Gypsy Book by Arthur Laurents Music by Jule Styne Music by Jerry Bock Lyrics by Stephen Sondheim Directed by Vincent J. Cardinal Featuring Leslie Uggams Connecticut Repertory Theatre, University of Connecticut Storrs Campus July 10, 2014 – […]
Gypsy
Book by Arthur Laurents
Music by Jule Styne
Music by Jerry Bock
Lyrics by Stephen Sondheim
Directed by Vincent J. Cardinal Featuring Leslie Uggams Connecticut Repertory Theatre, University of Connecticut Storrs Campus
July 10, 2014 – July 20, 2014 production site
From the sloppy first notes of the Jule Styne Gypsy overture – bah bah buh bah! – we are put on notice. The production, currently staged by Connecticut Repertory Theatre in a building deep within the Storrs campus of the University of Connecticut, annoys shocks and disturbs throughout the two acts of this now classic American musical. The story of this production is not non-traditional casting, as the press materials assert. The story is clarity and pacing and energy and commitment.

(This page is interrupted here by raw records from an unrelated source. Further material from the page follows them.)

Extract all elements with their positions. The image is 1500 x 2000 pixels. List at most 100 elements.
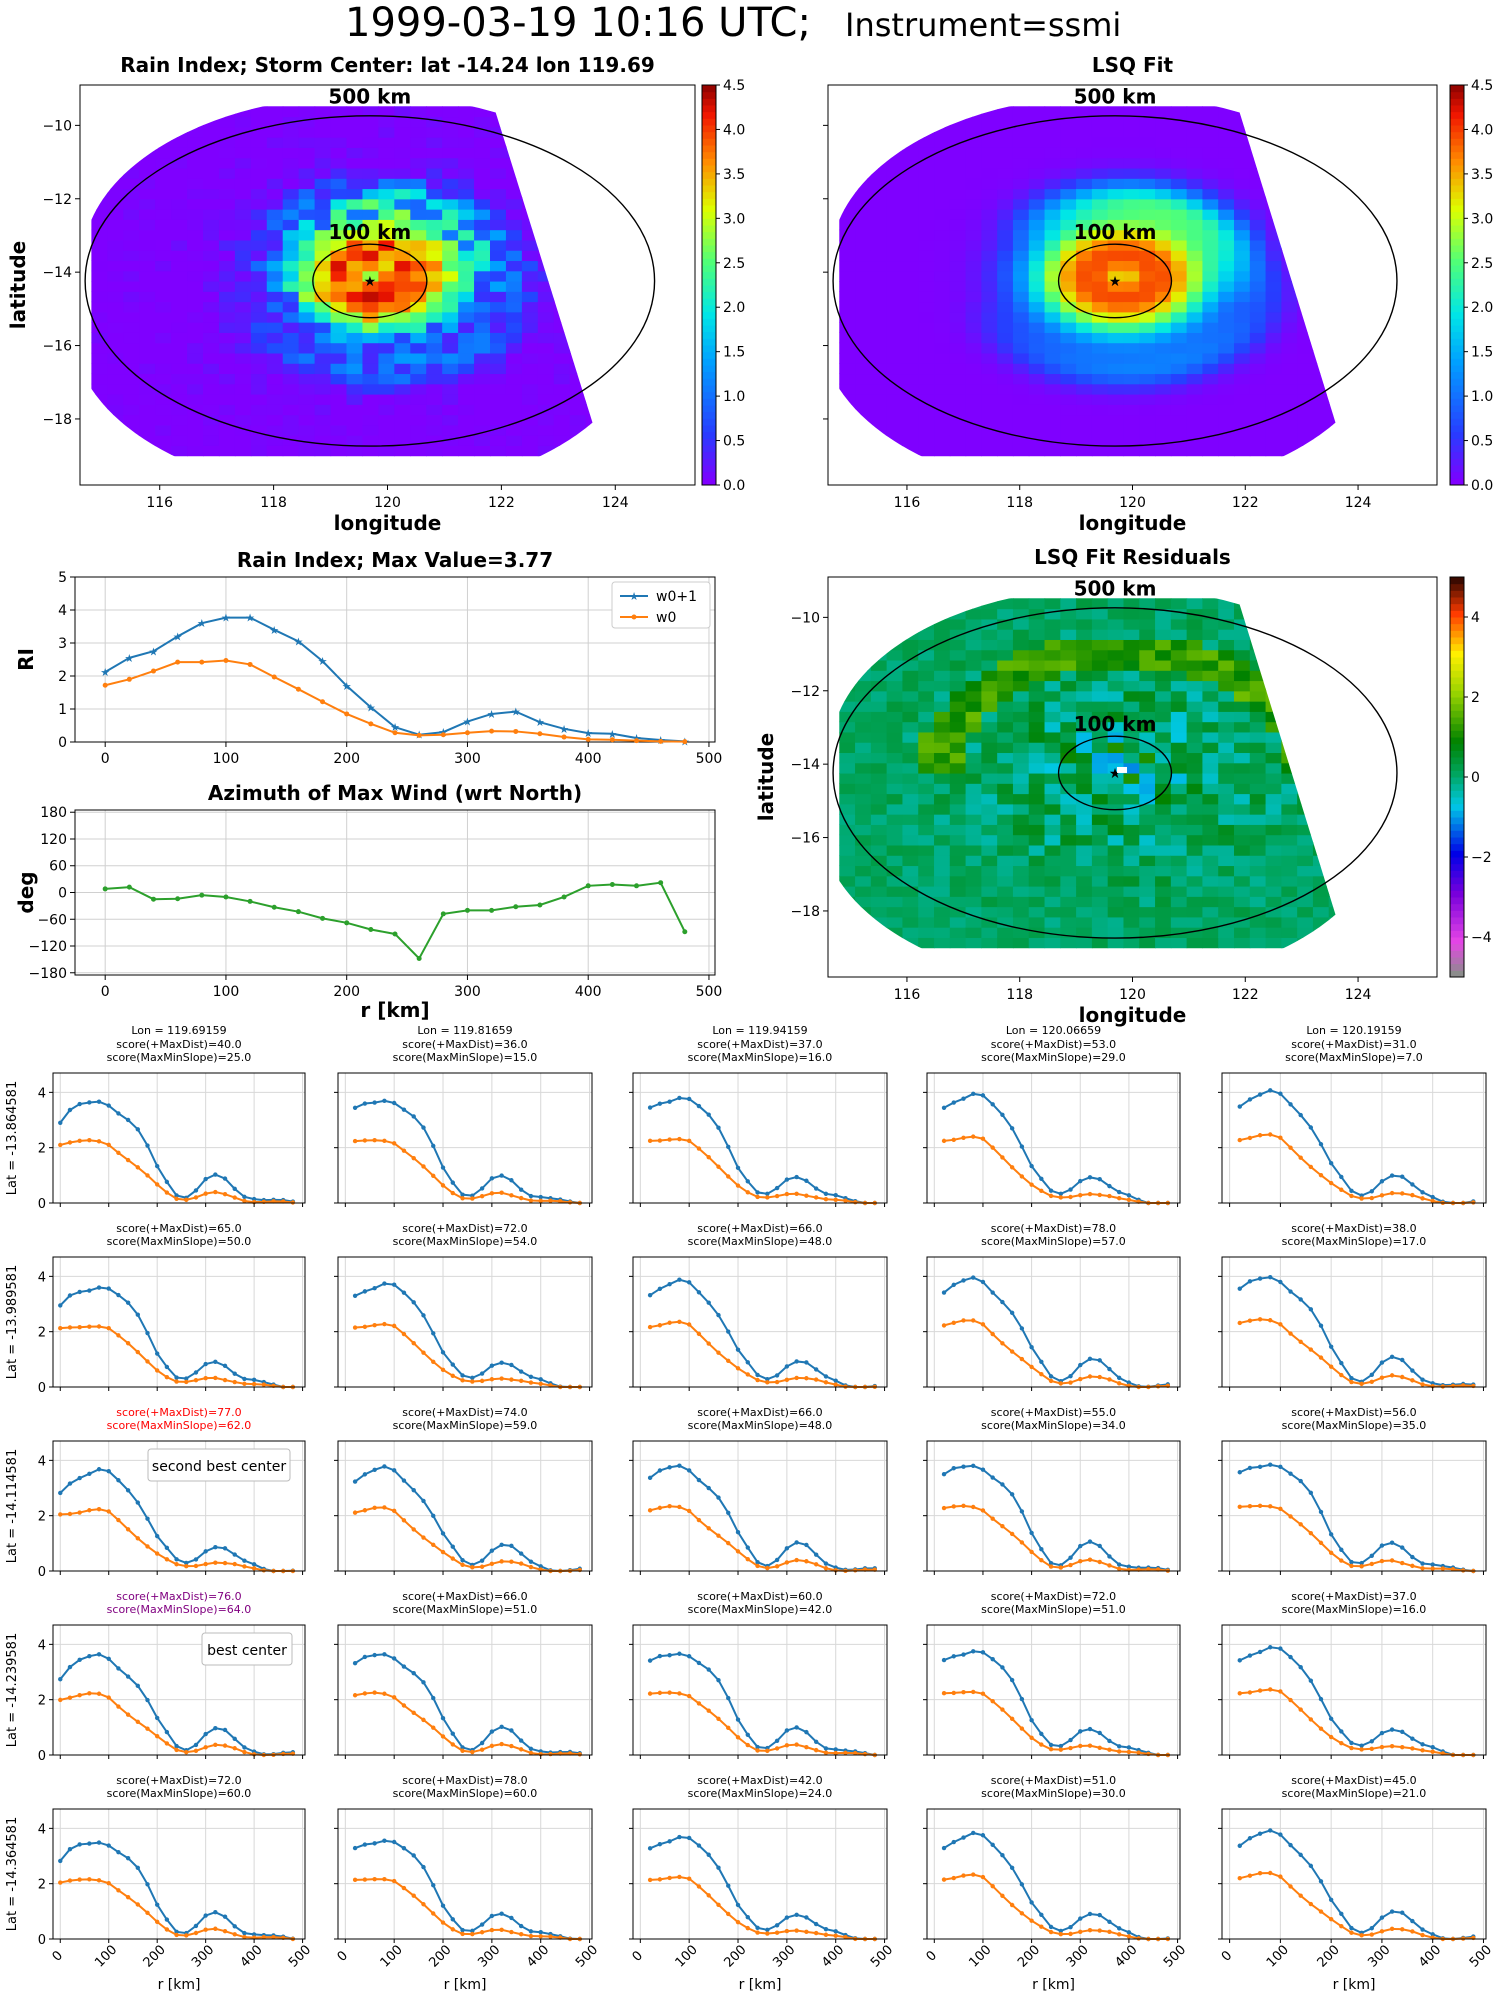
- map-cell: [234, 322, 252, 333]
- map-cell: [981, 209, 998, 220]
- map-cell: [1328, 311, 1336, 323]
- map-cell: [997, 608, 1014, 620]
- map-cell: [918, 814, 935, 825]
- subplot-r0-c4: Lon = 120.19159score(+MaxDist)=31.0score…: [1218, 1024, 1487, 1207]
- map-cell: [1091, 639, 1109, 651]
- map-cell: [1028, 711, 1046, 723]
- subplot-point: [833, 1378, 838, 1383]
- map-cell: [1186, 639, 1204, 651]
- map-cell: [1360, 660, 1376, 671]
- map-cell: [870, 167, 888, 179]
- ytick-label: 0: [38, 1565, 46, 1580]
- map-cell: [1234, 772, 1251, 784]
- subplot-point: [548, 1383, 553, 1388]
- map-cell: [1139, 178, 1156, 190]
- map-cell: [171, 342, 188, 354]
- map-cell: [458, 198, 475, 210]
- subplot-point: [941, 1323, 947, 1328]
- map-cell: [218, 435, 236, 446]
- subplot-point: [980, 1136, 986, 1141]
- map-cell: [1360, 168, 1376, 179]
- map-cell: [902, 670, 919, 682]
- map-cell: [1107, 711, 1125, 723]
- subplot-point: [1420, 1196, 1425, 1201]
- map-cell: [1360, 178, 1376, 189]
- map-cell: [1044, 352, 1061, 364]
- map-cell: [1170, 639, 1188, 651]
- map-cell: [1107, 670, 1125, 682]
- map-cell: [1218, 916, 1235, 928]
- subplot-point: [1318, 1142, 1324, 1147]
- map-cell: [1265, 731, 1282, 743]
- map-cell: [282, 414, 300, 426]
- map-cell: [1265, 301, 1282, 313]
- map-cell: [553, 445, 571, 457]
- colorbar-tick-label: 0.0: [723, 478, 745, 494]
- map-cell: [1234, 803, 1251, 815]
- map-cell: [1234, 649, 1251, 661]
- map-cell: [1312, 414, 1330, 426]
- map-cell: [298, 435, 316, 446]
- map-cell: [934, 721, 951, 733]
- colorbar-segment: [1450, 623, 1464, 631]
- map-cell: [1249, 896, 1267, 908]
- map-cell: [490, 332, 507, 344]
- map-cell: [1076, 229, 1093, 241]
- map-cell: [1076, 198, 1093, 210]
- subplot-point: [1019, 1174, 1025, 1179]
- subplot-point: [706, 1300, 711, 1305]
- map-cell: [266, 157, 284, 169]
- map-cell: [1123, 742, 1140, 754]
- map-cell: [1170, 260, 1188, 272]
- map-cell: [155, 322, 172, 333]
- subplot-point: [1339, 1360, 1344, 1366]
- map-cell: [1170, 649, 1188, 661]
- map-cell: [410, 250, 427, 262]
- subplot-point: [1400, 1357, 1405, 1363]
- map-cell: [1345, 302, 1361, 313]
- subplot-point: [1410, 1378, 1415, 1383]
- map-cell: [1076, 260, 1093, 272]
- map-cell: [282, 209, 300, 220]
- map-cell: [855, 937, 872, 949]
- subplot-point: [1000, 1341, 1005, 1346]
- colorbar-segment: [1450, 737, 1464, 745]
- map-cell: [203, 198, 220, 210]
- map-cell: [1249, 229, 1267, 241]
- map-cell: [1107, 608, 1125, 620]
- map-cell: [1044, 752, 1061, 764]
- map-cell: [155, 332, 172, 344]
- map-cell: [902, 311, 919, 323]
- map-cell: [585, 167, 593, 179]
- map-cell: [1234, 270, 1251, 282]
- subplot-point: [203, 1375, 208, 1381]
- map-cell: [378, 167, 395, 179]
- map-cell: [1155, 906, 1172, 918]
- score-maxminslope: score(MaxMinSlope)=48.0: [688, 1235, 833, 1248]
- map-cell: [1328, 803, 1336, 815]
- map-cell: [1249, 772, 1267, 784]
- map-cell: [886, 629, 904, 640]
- map-cell: [886, 855, 904, 867]
- colorbar-segment: [1450, 683, 1464, 691]
- subplot-point: [726, 1329, 731, 1334]
- map-cell: [250, 260, 268, 272]
- map-cell: [1186, 188, 1204, 200]
- map-cell: [1218, 783, 1235, 795]
- subplot-point: [726, 1144, 731, 1150]
- map-cell: [1123, 937, 1140, 949]
- map-cell: [1060, 332, 1077, 344]
- map-cell: [378, 332, 395, 344]
- map-ytick-label: −18: [42, 412, 72, 428]
- map-cell: [965, 793, 982, 805]
- colorbar-segment: [1450, 345, 1464, 353]
- map-cell: [378, 373, 395, 385]
- map-cell: [1107, 834, 1125, 846]
- map-cell: [394, 178, 411, 190]
- subplot-point: [174, 1562, 179, 1567]
- map-cell: [1234, 608, 1251, 620]
- map-cell: [1091, 106, 1109, 118]
- map-cell: [585, 147, 593, 159]
- map-cell: [886, 393, 904, 405]
- colorbar-tick-label: 1.0: [1471, 389, 1493, 405]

Does the sometimes whimsical non-traditional casting make any difference in our reactions to this classic American musical story? An initial answer is no. Other questions are in fact more important and profound concerning structure and direction and other results of casting choices. Are some of the musical lines missing in the often hollow sounding orchestrations? (It sounds as if this is true) Will the trumpets mess up “You Gotta Get a Gimmick” in the second act and other pivotal musical moments in the same way they slurred around the overture melodies? (Yes.) Will the lax direction (missing comedic beats, allowing people to mill around the stage, lacking focus) derail the book? (Yes.) Does casting Mama Rose, classic stage mother, with a physically unsteady 71 year old actress – with a singing voice that can still deliver marvelous moments – strain credulity to the point of breaking? (Oh my yes.)
Gypsy tells of Rose (Leslie Uggams), a women with children in the American northwest, who pushes her children June (uncredited white Baby June grows into mixed race Alanna Saunders) and Louise (white Baby Louise Madison Young grows into white Amandina Altomare) to be the success on stage Rose was never able to be. When the act breaks up once adolescence hits, June goes to Hollywood and Louise stays behind and finds a financial mother lode (and a new name) by developing a “gimmick” in seedy and suggestive burlesque.
In 21st century America, the race of actors and race of characters have become two quite separate things. The modern American audience gaze can accept a range of skin tones represented on stage, and accept the fact that race doesn’t always have to be the focus of the story telling. (Similar issues arose – for me at least – in the mostly black cast A Streetcar Named Desire that opened on Broadway during the 2011-2012 season. The challenges in that production had nothing at all to do with the choice to cast traditionally white roles in another way but with the balance of the performances.) American audiences might even accept roles that morph, as they do in this Gypsy, from what appears to be a Caucasian girl playing Baby June to a young woman of mixed race playing June as a teenager. What this play and this score cannot support is Vincent J. Cardinal’s tentative direction that misses most of the jokes or Leslie Uggams’ physically tentative Rose. We have to believe the power, we have to trust the artistic instincts, and in this production we trust neither in leading lady or director.
At one point a character in Gypsy delivers the line: “New York is the center of itself.” All kidding aside, some places, some works of art, have a central compass point. New York is sui generis, so this character asserts. Similarly, the gravitation center of Gypsy the stage musical is Mama Rose who sets all the pieces in motion. She must be seen as a force of nature to be railed against and empathized with and loved. In the production currently at Connecticut Repertory Theatre, a tentative acting performance is provided by a somewhat frail septuagenarian, and the musical loses its center of gravity.